Sunday, February 12, 2012

yet i believe you , messengers

“Do not depend on the hope of results. You may have to face the fact that your work will be apparently worthless and even achieve no result at all, if not perhaps results opposite to what you expect. As you get used to this idea, you start more and more to concentrate not on the results, but on the value, the rightness, the truth of the work itself. You gradually struggle less and less for an idea and more and more for specific people. In the end, it is the reality of personal relationship that saves everything.” 

~ Thomas Merton

Oh yes, I have long reconciled myself to the fact that my work will be worthless.  One does learn to concentrate on the work rather than the result.  The making, the doing, the rightness of the work.

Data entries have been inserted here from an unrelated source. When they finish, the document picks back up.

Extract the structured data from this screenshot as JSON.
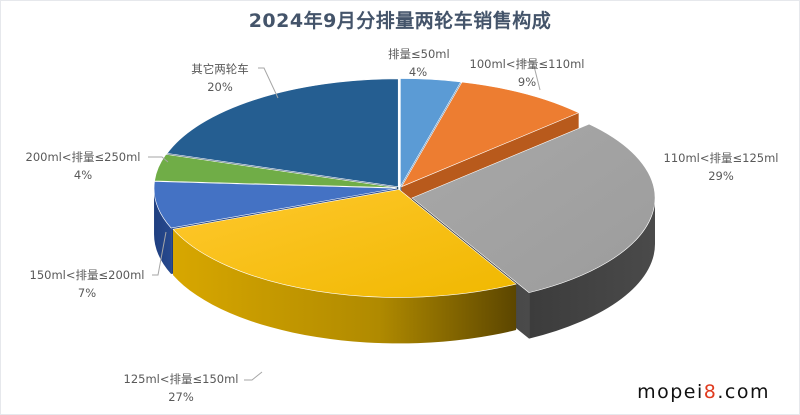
{
  "title": "2024年9月分排量两轮车销售构成",
  "watermark": {
    "prefix": "mopei",
    "accent": "8",
    "suffix": ".com"
  },
  "labels": [
    {
      "name": "排量≤50ml",
      "pct": "4%"
    },
    {
      "name": "100ml<排量≤110ml",
      "pct": "9%"
    },
    {
      "name": "110ml<排量≤125ml",
      "pct": "29%"
    },
    {
      "name": "125ml<排量≤150ml",
      "pct": "27%"
    },
    {
      "name": "150ml<排量≤200ml",
      "pct": "7%"
    },
    {
      "name": "200ml<排量≤250ml",
      "pct": "4%"
    },
    {
      "name": "其它两轮车",
      "pct": "20%"
    }
  ],
  "chart_data": {
    "type": "pie",
    "style": "3d-exploded",
    "title": "2024年9月分排量两轮车销售构成",
    "categories": [
      "排量≤50ml",
      "100ml<排量≤110ml",
      "110ml<排量≤125ml",
      "125ml<排量≤150ml",
      "150ml<排量≤200ml",
      "200ml<排量≤250ml",
      "其它两轮车"
    ],
    "values": [
      4,
      9,
      29,
      27,
      7,
      4,
      20
    ],
    "unit": "%",
    "colors": [
      "#5b9bd5",
      "#ed7d31",
      "#a5a5a5",
      "#ffc000",
      "#4472c4",
      "#70ad47",
      "#255e91"
    ],
    "exploded": [
      "110ml<排量≤125ml"
    ],
    "start_angle": "12 o'clock, clockwise",
    "legend": "none (data labels with leader lines)"
  }
}
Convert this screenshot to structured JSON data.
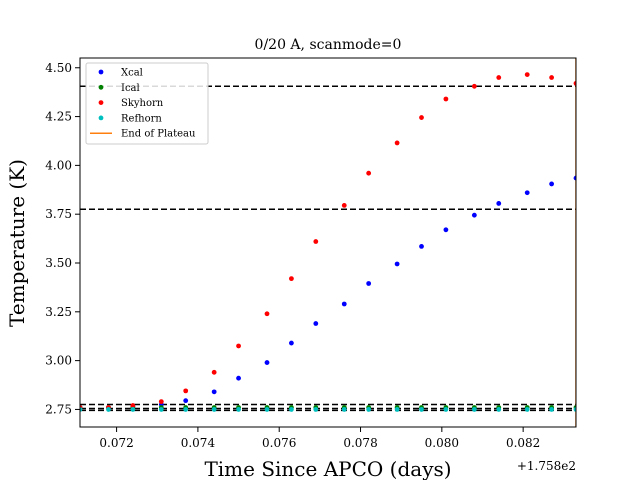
{
  "chart_data": {
    "type": "scatter",
    "title": "0/20 A, scanmode=0",
    "xlabel": "Time Since APCO (days)",
    "ylabel": "Temperature (K)",
    "x_offset_label": "+1.758e2",
    "xlim": [
      0.0711,
      0.0833
    ],
    "ylim": [
      2.66,
      4.55
    ],
    "xticks": [
      0.072,
      0.074,
      0.076,
      0.078,
      0.08,
      0.082
    ],
    "xtick_labels": [
      "0.072",
      "0.074",
      "0.076",
      "0.078",
      "0.080",
      "0.082"
    ],
    "yticks": [
      2.75,
      3.0,
      3.25,
      3.5,
      3.75,
      4.0,
      4.25,
      4.5
    ],
    "ytick_labels": [
      "2.75",
      "3.00",
      "3.25",
      "3.50",
      "3.75",
      "4.00",
      "4.25",
      "4.50"
    ],
    "grid": false,
    "legend_position": "top-left",
    "x": [
      0.0711,
      0.0718,
      0.0724,
      0.0731,
      0.0737,
      0.0744,
      0.075,
      0.0757,
      0.0763,
      0.0769,
      0.0776,
      0.0782,
      0.0789,
      0.0795,
      0.0801,
      0.0808,
      0.0814,
      0.0821,
      0.0827,
      0.0833
    ],
    "series": [
      {
        "name": "Xcal",
        "color": "#0000ff",
        "values": [
          2.76,
          2.76,
          2.765,
          2.775,
          2.795,
          2.84,
          2.91,
          2.99,
          3.09,
          3.19,
          3.29,
          3.395,
          3.495,
          3.585,
          3.67,
          3.745,
          3.805,
          3.86,
          3.905,
          3.935
        ]
      },
      {
        "name": "Ical",
        "color": "#008000",
        "values": [
          2.76,
          2.76,
          2.76,
          2.76,
          2.76,
          2.76,
          2.76,
          2.76,
          2.76,
          2.76,
          2.76,
          2.76,
          2.76,
          2.76,
          2.76,
          2.76,
          2.76,
          2.76,
          2.76,
          2.76
        ]
      },
      {
        "name": "Skyhorn",
        "color": "#ff0000",
        "values": [
          2.76,
          2.76,
          2.77,
          2.79,
          2.845,
          2.94,
          3.075,
          3.24,
          3.42,
          3.61,
          3.795,
          3.96,
          4.115,
          4.245,
          4.34,
          4.405,
          4.45,
          4.465,
          4.45,
          4.42
        ]
      },
      {
        "name": "Refhorn",
        "color": "#00bfbf",
        "values": [
          2.75,
          2.75,
          2.75,
          2.75,
          2.75,
          2.75,
          2.75,
          2.75,
          2.75,
          2.75,
          2.75,
          2.75,
          2.75,
          2.75,
          2.75,
          2.75,
          2.75,
          2.75,
          2.75,
          2.75
        ]
      }
    ],
    "end_of_plateau": {
      "name": "End of Plateau",
      "color": "#ff7f0e",
      "x": 0.0833
    },
    "hlines": [
      4.405,
      3.775,
      2.775,
      2.755,
      2.745
    ]
  }
}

On doing what you can.  Which brings me to this poem by Czeslaw Milosz, winner of the 1980 Nobel Prize for Literature, from The Collected Poems.


~ Czeslaw Milosz

All was taken away from you: white dresses,
wings, even existence.
Yet I believe you,

There, where the world is turned inside out,
a heavy fabric embroidered with stars and beasts,
you stroll, inspecting the trustworthy seams.

Short is your stay here:
now and then at a matinal hour, if the sky is clear,
in a melody repeated by a bird,
or in the smell of apples at the close of day
when the light makes the orchards magic.

They say somebody has invented you
but to me this does not sound convincing
for humans invented themselves as well.

The voice - no doubt it is a valid proof,
as it can belong only to radiant creatures,
weightless and winged (after all, why not?),
girdled with the lightning.

I have heard that voice many a time when asleep
and, what is strange, I understood more or less
an order or an appeal in an unearthly tongue:

day draws near
another one
do what you can.

       Berkeley, 1969


  1. Beautiful post. Merton is one of my favorite mystics.

  2. Merton's words to live by, Milosz's words to lay awake.